Thursday, March 26, 2009

For Your Step Following and Damned if I Look Back

March 23 2009.

Listening to Aimee Mann’s 31 Today. What will I do when I’m 31? I hope everything has come in together by the seams. We’re just caught up in our own solipsism, but there is no reason my life should be any different than anyone else’s. Listened to I Dreamed a Dream- the best actresses’ voices break with sadness, and I get too caught up in things that never happened, but happen every day. Landslide, sung by Fleetwood Mac, always makes me cry.

Heading towards an existential crisis. I knew it when I was rooting through my piles of unwashed clothing in my landfill, hoping to turn over two clean socks in my hands. Kept refilling the kettle and slurping down noodles in the early hours, and as I closed my books with a creak, the sun rose.

Mania last weekend in Bruiser’s room. She watched the rocking back and forth with laughter until crying, and when my mouth turned, she said, Oh! And I screeched around corners, and hugged everyone too tightly, and when Bitter Boy came, fell all over him, all too fast and too bright. Or- it’s just my reoccurring trip- Bruiser still sees moving paisley in plain carpet and brick walls, and I have bouts of yearning where I look out of Susan and see the trees and see the sky and everything is still, and it is not enough.

Rose said, Time is moving so quickly, and I spread out my fingers out, pleating the colours of her bedspread between them, and said, Oh. But it’s always moved that fast.

Dad called, asking, Who is Sylvia Plath? I sighed at him until I heard the strain in his voice, and he said, pleadingly, plaintively, her son, her son. How very fragile we are. How I wish I could have saved you.

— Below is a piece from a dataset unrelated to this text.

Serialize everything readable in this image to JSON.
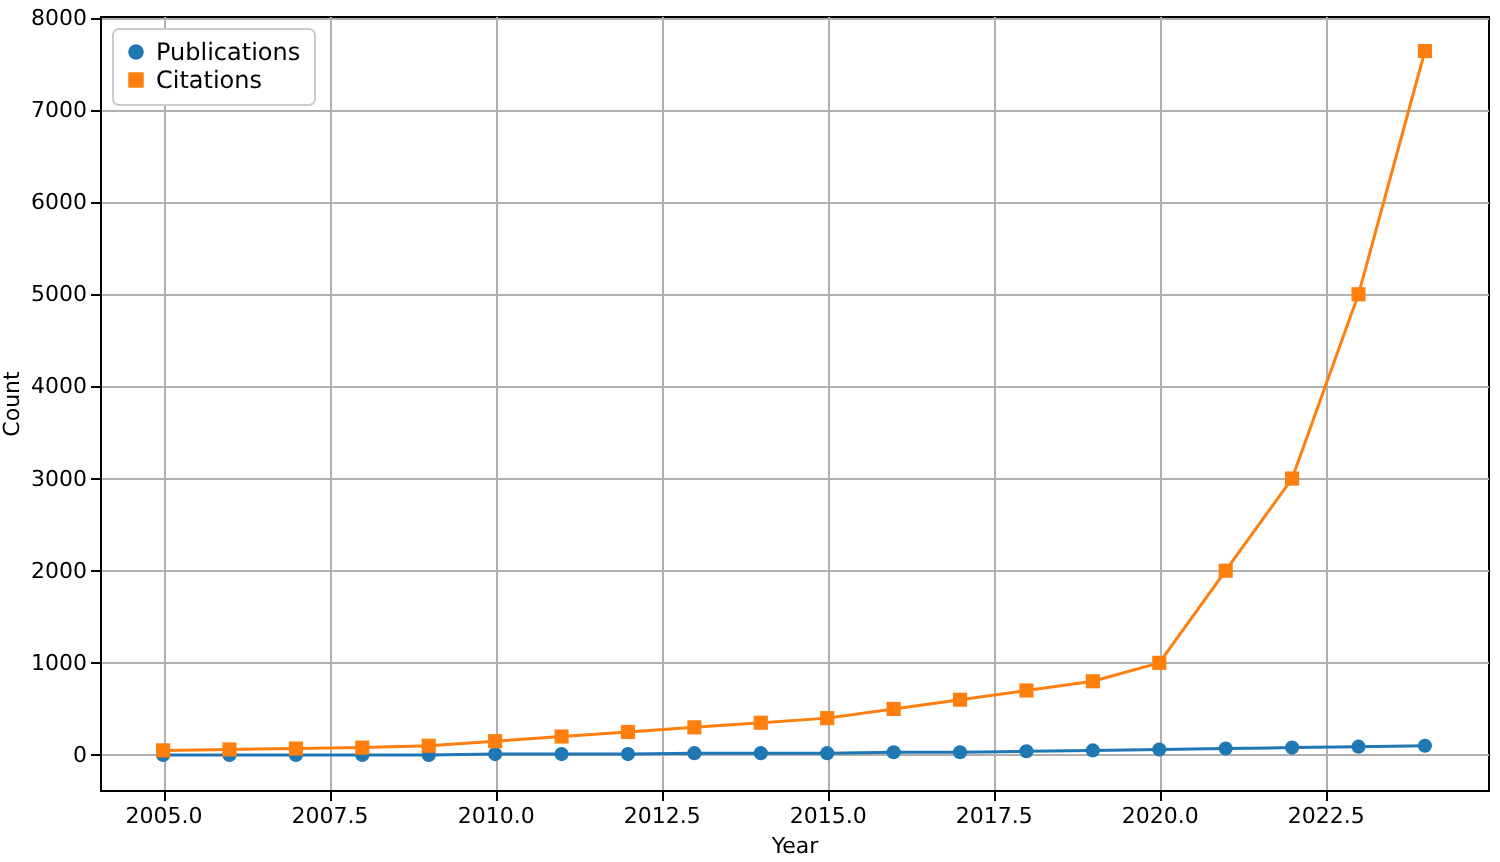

There is something so delicate in you, that I thought we would break when our lips touched. Is it just because of age? When I was your age, I had scars of my favorite poems, spike gauges and tear drop tattoos, a easy jean zipper, a crown. Tied by my wrists down during the dark nights, tongue wet with lies, apparitions and a separation by a sheet of tissue paper from the world beneath. We all love and lose. I loved a girl and I got onstage to rend my clothes in front of hundreds for her. Forget you said anything? I only forget the truth.

I owe the world so much. On Never Let Me Go, the book that changed everything: “This extraordinary and, in the end, rather frighteningly clever novel isn’t about cloning, or being a clone, at all. It’s about why we don’t explode, why we don’t just wake up one day and go sobbing and crying down the street, kicking everything to pieces out of the raw, infuriating, completely personal sense of our lives never having been what they could have been.”

I want to gather you all up in my arms. I will rock you and read you to sleep.